9. GENERAL PROVISIONS

9.1 Amendments & Waivers

No modification or waiver shall be binding unless in writing signed by the party against whom enforcement is sought. One party’s waiver of a breach shall not be deemed a waiver of any subsequent breach.

9.2 Successors & Assigns

This Agreement shall bind and benefit the parties and their respective successors and permitted assigns.

9.3 Severability

If any provision is determined invalid or unenforceable, the remainder shall be interpreted to effect the original intent as nearly as possible.

9.4 Entire Agreement

This Agreement (including exhibits, riders, and any addenda) constitutes the entire agreement between the parties with respect to the subject matter and supersedes all prior or contemporaneous agreements or understandings.

9.5 No Recording

Tenant shall not record this Agreement or any memorandum hereof without Landlord’s prior written consent. If consent is granted, Tenant shall bear all recording costs and taxes.

9.6 Notices

All notices shall be in writing and delivered (i) personally, (ii) by certified U.S. mail, return receipt requested, (iii) by nationally recognized overnight courier, or (iv) by electronic mail with confirmation of receipt, addressed to the parties at the addresses set forth below (or such other address as either party may designate). Notices shall be deemed given upon receipt or refusal of delivery.

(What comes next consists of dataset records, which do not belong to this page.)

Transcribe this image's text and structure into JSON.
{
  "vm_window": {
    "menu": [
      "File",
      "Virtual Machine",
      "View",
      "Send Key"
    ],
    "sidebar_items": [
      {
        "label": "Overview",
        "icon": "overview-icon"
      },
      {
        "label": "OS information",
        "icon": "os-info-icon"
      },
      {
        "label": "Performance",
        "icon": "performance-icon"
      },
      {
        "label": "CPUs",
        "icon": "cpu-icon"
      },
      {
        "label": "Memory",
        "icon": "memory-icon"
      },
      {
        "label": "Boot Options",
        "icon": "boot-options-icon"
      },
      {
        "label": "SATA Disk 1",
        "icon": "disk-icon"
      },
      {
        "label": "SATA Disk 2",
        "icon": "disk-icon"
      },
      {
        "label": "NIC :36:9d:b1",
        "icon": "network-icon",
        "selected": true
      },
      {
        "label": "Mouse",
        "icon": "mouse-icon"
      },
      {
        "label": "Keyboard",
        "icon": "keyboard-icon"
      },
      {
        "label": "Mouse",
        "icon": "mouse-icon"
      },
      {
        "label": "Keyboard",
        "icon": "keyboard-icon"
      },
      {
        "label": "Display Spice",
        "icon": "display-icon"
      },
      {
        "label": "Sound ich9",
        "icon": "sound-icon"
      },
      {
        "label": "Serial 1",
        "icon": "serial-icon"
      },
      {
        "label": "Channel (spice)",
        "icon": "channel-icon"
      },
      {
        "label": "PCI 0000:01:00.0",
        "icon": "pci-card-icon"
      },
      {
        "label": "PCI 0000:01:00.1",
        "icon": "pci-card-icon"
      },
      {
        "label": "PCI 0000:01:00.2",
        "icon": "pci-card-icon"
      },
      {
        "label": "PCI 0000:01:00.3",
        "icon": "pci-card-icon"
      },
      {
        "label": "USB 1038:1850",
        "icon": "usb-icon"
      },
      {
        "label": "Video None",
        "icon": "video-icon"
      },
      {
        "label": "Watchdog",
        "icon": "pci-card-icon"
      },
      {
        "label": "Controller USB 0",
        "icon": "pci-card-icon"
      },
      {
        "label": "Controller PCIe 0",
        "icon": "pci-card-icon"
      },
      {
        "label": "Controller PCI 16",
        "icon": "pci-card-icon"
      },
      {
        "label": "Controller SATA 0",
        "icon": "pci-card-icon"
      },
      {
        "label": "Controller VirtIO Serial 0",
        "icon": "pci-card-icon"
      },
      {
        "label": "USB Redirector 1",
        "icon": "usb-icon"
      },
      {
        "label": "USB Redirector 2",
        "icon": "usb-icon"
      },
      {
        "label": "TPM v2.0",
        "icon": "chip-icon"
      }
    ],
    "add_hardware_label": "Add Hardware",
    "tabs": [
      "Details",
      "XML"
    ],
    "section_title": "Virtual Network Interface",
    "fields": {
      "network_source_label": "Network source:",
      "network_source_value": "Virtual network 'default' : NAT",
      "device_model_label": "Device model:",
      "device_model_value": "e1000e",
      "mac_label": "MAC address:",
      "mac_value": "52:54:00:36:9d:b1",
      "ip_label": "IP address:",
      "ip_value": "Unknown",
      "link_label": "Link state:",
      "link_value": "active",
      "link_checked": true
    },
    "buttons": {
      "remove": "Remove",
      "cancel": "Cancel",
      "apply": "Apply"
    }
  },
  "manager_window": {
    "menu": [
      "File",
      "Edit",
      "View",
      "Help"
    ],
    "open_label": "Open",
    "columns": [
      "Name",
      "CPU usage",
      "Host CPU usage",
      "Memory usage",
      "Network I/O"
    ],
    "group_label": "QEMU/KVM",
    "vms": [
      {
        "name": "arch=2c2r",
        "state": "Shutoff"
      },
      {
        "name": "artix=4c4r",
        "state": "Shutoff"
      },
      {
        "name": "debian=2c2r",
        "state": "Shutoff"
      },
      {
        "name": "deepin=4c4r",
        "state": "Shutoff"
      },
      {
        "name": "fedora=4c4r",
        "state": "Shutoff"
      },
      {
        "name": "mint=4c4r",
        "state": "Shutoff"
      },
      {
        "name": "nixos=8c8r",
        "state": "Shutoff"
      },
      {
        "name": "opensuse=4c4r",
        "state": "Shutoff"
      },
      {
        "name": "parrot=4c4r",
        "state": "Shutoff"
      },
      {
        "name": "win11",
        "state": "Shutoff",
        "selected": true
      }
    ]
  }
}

Landlord: [NOTICE ADDRESS]
Tenant: [NOTICE ADDRESS]

9.7 Counterparts; Electronic Signatures

This Agreement may be executed in multiple counterparts, each of which shall be deemed an original. Signatures delivered via facsimile or electronic means (e.g., PDF or DocuSign) shall be deemed original and binding.

9.8 Time of Essence

Time is of the essence with respect to all dates and time periods herein.

9.9 Interpretation

Section headings are for convenience and shall not affect interpretation. Both parties have participated in drafting; therefore, no presumption shall arise against either party.


10. EXECUTION BLOCK

IN WITNESS WHEREOF, the parties have executed this Commercial Lease Agreement as of the Effective Date.

LANDLORD:
[LANDLORD LEGAL NAME]
By: ____
Name:
____
Title:
_____
Date:
_________

TENANT:
[TENANT LEGAL NAME]
By: ____
Name:
____
Title:
_____
Date:
_________

[// GUIDANCE: Verify corporate authority (e.g., board resolutions, member consents) before execution. Notarization is generally not required for enforceability of Nevada commercial leases but may be advisable if a memorandum of lease will be recorded. Add witness lines if customarily used in the relevant county.]


EXHIBIT A

Legal Description of Premises and Site Plan

[Insert metes-and-bounds or recorded lot information]


RIDER 1 – Renewal Options

[// GUIDANCE: Detail option notice window, rent for option term (e.g., FMV or scheduled increase), and any conditions precedent.]


RIDER 2 – Early Access

[// GUIDANCE: Address license-only status before Commencement Date, liability, and insurance requirements.]